It was my first winter season. I, along with the rest of the guard, were excited to be able to perform our show for the very first time in front of our peers. It was my first premiere and I felt the rush of adrenaline flow from my feet all the way through my fingertips the minute we stepped off the bus.
We began with some warming up outside before entering the gym of a forgotten campus. I counted in my head, careful not to disrupt the others, but also focused enough to make sure I was where I needed to be. I followed the step sequence, moved to the clapping, and prepared myself for the most dreaded part of the show: the toss. I was an inexperienced freshman, a novice, who still wasn’t used to throwing a 6 foot pole over my head in the middle of the night, especially since winter competitions occur inside. But I also wasn’t a quitter. I knew I would be better off getting hit on the head rather than completely skipping one of the highlights of the segment. And who knows? Maybe if I used enough power, I’d catch it as if it were a feather, falling straight into my hands.

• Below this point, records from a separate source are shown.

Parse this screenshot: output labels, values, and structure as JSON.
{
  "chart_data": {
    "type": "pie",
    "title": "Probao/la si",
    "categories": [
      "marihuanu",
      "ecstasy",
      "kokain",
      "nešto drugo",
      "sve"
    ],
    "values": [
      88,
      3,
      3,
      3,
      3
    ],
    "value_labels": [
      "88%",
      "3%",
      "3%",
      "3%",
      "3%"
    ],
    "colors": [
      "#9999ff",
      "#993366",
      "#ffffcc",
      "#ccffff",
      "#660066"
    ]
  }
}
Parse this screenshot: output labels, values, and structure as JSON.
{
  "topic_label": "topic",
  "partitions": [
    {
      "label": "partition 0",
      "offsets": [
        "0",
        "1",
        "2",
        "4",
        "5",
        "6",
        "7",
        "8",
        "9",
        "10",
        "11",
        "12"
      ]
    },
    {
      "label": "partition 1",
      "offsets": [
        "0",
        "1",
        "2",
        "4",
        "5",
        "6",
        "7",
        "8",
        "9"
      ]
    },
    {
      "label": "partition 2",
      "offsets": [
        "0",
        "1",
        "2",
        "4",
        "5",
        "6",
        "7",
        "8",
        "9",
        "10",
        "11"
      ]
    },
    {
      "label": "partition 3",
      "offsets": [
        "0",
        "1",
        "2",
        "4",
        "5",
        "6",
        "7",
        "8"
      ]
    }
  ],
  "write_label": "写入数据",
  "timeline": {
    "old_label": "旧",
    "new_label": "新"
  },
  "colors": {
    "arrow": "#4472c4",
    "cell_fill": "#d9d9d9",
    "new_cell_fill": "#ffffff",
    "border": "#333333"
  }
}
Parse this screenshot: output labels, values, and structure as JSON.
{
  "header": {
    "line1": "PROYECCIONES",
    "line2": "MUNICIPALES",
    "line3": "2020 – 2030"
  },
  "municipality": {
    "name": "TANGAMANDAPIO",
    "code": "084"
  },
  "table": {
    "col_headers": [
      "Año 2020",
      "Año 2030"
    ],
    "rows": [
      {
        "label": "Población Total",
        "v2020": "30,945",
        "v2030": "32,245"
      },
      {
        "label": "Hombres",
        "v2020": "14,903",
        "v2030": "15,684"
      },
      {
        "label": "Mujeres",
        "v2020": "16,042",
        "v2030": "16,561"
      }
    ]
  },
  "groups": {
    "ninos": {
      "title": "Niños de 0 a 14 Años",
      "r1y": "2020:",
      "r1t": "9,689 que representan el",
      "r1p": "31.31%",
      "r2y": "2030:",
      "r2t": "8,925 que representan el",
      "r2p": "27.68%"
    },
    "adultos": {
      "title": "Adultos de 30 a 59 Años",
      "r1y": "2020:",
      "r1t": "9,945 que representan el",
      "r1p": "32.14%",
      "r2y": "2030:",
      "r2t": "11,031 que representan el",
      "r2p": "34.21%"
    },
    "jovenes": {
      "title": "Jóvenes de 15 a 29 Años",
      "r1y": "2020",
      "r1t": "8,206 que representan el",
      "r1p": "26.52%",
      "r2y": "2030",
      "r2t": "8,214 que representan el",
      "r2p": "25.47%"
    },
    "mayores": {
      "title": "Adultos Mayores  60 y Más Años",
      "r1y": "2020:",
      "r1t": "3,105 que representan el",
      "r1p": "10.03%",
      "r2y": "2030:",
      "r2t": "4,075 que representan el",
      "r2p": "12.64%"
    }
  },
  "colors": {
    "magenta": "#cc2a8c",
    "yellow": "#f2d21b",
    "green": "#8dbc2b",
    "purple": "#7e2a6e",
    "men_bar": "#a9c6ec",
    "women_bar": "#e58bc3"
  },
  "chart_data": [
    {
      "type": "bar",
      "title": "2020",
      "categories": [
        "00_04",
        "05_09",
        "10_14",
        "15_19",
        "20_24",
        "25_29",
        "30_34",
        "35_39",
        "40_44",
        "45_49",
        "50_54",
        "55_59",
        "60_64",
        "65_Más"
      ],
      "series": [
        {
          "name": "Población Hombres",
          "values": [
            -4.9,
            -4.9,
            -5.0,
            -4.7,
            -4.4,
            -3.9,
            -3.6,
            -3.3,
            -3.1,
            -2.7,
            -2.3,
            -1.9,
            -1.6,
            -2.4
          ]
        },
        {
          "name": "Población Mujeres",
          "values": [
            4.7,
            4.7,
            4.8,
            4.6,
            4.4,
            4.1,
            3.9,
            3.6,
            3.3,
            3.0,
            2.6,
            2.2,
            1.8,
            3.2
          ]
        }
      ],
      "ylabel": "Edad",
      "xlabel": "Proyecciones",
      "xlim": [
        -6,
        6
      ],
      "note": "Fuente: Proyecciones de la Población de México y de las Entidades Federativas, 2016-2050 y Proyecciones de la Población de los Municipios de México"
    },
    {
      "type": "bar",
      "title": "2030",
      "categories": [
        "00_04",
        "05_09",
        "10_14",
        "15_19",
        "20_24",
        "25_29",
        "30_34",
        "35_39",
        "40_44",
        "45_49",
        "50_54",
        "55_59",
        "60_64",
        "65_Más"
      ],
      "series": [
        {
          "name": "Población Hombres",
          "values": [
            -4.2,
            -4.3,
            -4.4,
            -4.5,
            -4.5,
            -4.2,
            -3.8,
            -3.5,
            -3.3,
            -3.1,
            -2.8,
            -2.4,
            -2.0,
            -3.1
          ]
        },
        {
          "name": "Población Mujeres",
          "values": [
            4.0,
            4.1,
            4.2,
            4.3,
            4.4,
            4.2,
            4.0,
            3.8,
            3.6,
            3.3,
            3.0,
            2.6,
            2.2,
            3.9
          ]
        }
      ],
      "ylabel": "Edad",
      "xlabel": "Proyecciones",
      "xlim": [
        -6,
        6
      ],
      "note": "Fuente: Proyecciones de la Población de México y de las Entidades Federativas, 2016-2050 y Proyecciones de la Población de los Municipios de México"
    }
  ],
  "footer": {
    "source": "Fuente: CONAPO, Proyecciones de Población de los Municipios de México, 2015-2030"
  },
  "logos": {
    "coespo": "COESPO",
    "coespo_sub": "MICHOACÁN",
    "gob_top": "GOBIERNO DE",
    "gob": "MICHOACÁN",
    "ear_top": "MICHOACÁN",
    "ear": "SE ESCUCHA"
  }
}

A gust of powerful wind aided me in lifting the pole high into the air, sending it right above my head. I needed to catch this, even if it wasn’t a strong catch. We needed to move on, and I didn’t want to be the reason why we couldn’t. I lifted my head high, looking for anything to grab, hoping nothing would hit the ground. Well, nothing hit the ground, but something did hit my face.
The glistening metal of the pole headed straight for my nose, and in that moment, I knew I was screwed. I closed my eyes and the tension I felt was gone. Then it slammed into the bridge of my nose and I started bleeding. It wasn’t as bad as I anticipated, but the recovery was ugly. It left me with two swollen eyes that had purple bags underneath them.
From then on, I vowed to move as far away as possible if I knew I wasn’t going to catch what I wanted to catch, even if it meant restarting and going back to the beginning.